Down syndrome is a chromosomal abnormality caused by the presence of a third (partial or total) copy of chromosome 21 and that is characterized by variable intellectual disability, muscular hypotonia, and joint laxity, often associated with a characteristic facial dysmorphism and various anomalies such as cardiac, gastrointestinal, or endocrine defects.
Variable and often mild intellectual disability, almost constant muscular hypotonia and joint laxity are often associated with morphological signs, malformations and risks of complications. Morphological features (upslanting palpebral fissures, epicanthus, flat neck, round face, small nose, bilateral single palmar crease) can be mild and do not constitute a hallmark of the condition. The main potential malformations and complications include: short stature, congenital cataract, conductive hearing loss, heart defects (atrio-ventricular canal), digestive malformations (duodenal atresia), Hirschsprung disease, West syndrome (see these terms), seizures, sleep apnea, sensory deficiencies, leukemia, auto-immune and endocrine pathologies (hypothyroidism, celiac disease (see this term), diabetes mellitus type 1, alopecia areata, earlier aging and Alzheimer disease.
In 95% of the cases, trisomy 21 is ``free'': the extra chromosome is due to an accidental non-disjunction during meiosis. 2-3% of those cases are in a mosaic state. In the remaining 5%, the supernumerary chromosome 21 or portion of chromosome 21 is translocated to another chromosome.
The diagnosis is based on karyotyping.
Differential diagnosis includes Zellweger syndrome, 9qter deletion (see these terms) or other chromosomal abnormalities.
In 70-75% of fetuses, increased nuchal translucency can be seen on first-trimester ultrasonography. On the second-trimester, malformations (essentially cardiac and digestive) are present in 60% of the cases, and can be associated with minor morphological signs. Prenatal diagnosis can be confirmed by fetal karyotype on amniocentesis or chorionic villous sampling. Non-invasive prenatal diagnosis on maternal blood is now available in several countries in case of an increased risk of Down syndrome on prenatal screening.
For the parents of a child affected by free trisomy 21, the recurrence risk is only slightly modified (1% until the age of 40 years, linked to maternal age afterwards). In case of Down syndrome caused by translocation, the risk is raised only if one of the parents has a balanced rearrangement. For a person with Down syndrome, the risk of transmitting the disease to the descendants is 1/3.
Early physiotherapy, psychomotor therapy and speech therapy (including alternative non verbal communication tools, namely sign language and picture exchange, in order to stimulate early communication and induce oral skills) are essential.

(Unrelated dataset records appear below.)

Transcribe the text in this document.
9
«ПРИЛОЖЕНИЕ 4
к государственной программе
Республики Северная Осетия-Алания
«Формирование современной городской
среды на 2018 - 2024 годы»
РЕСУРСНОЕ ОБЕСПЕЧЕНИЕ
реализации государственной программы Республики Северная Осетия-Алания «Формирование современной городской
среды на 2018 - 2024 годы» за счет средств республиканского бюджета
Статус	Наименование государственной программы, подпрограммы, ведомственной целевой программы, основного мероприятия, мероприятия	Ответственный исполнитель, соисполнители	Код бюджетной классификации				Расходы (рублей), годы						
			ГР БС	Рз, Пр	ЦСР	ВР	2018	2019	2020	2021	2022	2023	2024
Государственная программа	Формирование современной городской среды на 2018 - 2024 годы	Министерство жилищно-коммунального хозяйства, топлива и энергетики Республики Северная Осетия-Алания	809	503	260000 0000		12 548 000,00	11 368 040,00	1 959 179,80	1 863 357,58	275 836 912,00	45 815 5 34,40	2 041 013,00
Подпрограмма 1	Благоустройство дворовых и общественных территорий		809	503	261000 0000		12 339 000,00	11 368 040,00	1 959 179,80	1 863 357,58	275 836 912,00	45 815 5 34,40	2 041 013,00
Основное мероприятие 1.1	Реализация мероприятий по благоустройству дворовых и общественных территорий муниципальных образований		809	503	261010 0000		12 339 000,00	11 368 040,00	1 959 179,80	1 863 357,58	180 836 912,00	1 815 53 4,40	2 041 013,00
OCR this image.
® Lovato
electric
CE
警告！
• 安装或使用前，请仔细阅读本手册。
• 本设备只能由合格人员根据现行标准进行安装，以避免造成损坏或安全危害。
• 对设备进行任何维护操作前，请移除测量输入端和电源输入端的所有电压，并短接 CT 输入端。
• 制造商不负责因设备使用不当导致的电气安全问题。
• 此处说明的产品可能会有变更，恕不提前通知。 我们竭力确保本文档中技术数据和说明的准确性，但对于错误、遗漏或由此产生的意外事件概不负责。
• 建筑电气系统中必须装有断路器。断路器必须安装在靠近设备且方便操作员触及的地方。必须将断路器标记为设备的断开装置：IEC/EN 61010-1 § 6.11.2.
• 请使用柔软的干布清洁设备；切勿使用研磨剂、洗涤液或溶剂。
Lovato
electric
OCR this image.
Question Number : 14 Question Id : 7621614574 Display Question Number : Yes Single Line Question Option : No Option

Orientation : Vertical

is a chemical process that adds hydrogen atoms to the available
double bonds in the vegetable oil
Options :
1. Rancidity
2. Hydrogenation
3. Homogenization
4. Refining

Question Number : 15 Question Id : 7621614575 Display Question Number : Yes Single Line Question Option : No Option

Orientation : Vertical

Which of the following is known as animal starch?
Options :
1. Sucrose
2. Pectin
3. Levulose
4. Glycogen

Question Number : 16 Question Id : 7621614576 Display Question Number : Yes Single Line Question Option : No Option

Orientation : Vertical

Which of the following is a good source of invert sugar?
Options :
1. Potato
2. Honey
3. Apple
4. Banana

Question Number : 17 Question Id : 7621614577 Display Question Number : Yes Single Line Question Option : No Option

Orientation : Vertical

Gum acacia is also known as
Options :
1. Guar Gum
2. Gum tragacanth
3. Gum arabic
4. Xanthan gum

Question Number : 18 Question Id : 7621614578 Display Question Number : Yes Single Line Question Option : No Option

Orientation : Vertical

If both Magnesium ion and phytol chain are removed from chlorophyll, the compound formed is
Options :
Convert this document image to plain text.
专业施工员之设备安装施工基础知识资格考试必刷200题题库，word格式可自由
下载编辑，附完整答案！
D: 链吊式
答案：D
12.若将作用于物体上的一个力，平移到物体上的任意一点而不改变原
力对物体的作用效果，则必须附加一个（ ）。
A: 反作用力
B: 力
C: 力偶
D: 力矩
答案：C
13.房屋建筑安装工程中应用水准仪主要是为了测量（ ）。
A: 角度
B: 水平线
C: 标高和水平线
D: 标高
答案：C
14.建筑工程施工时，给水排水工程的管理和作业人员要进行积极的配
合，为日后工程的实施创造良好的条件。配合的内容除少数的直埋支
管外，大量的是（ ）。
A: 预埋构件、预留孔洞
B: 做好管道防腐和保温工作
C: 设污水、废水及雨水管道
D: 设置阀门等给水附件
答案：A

A person with Down syndrome should be involved as soon as possible in decision-making through self-determination. A well-adapted program, including re-education, schooling and social aspects, should be proposed, aiming at obtaining the best possible integration in society. Neuropsychological evaluations are important to recognize the specific dificulties and abilities of each person with Down syndrome and thus propose cognitive remediation. An adapted medical follow-up is useful. It can be necessary to maintain some support in the adult age, including re-education. Research in medical treatment to improve cognition in people with Down syndrome is active with ongoing clinical trials.
Median life expectancy is now above the age of 55 years.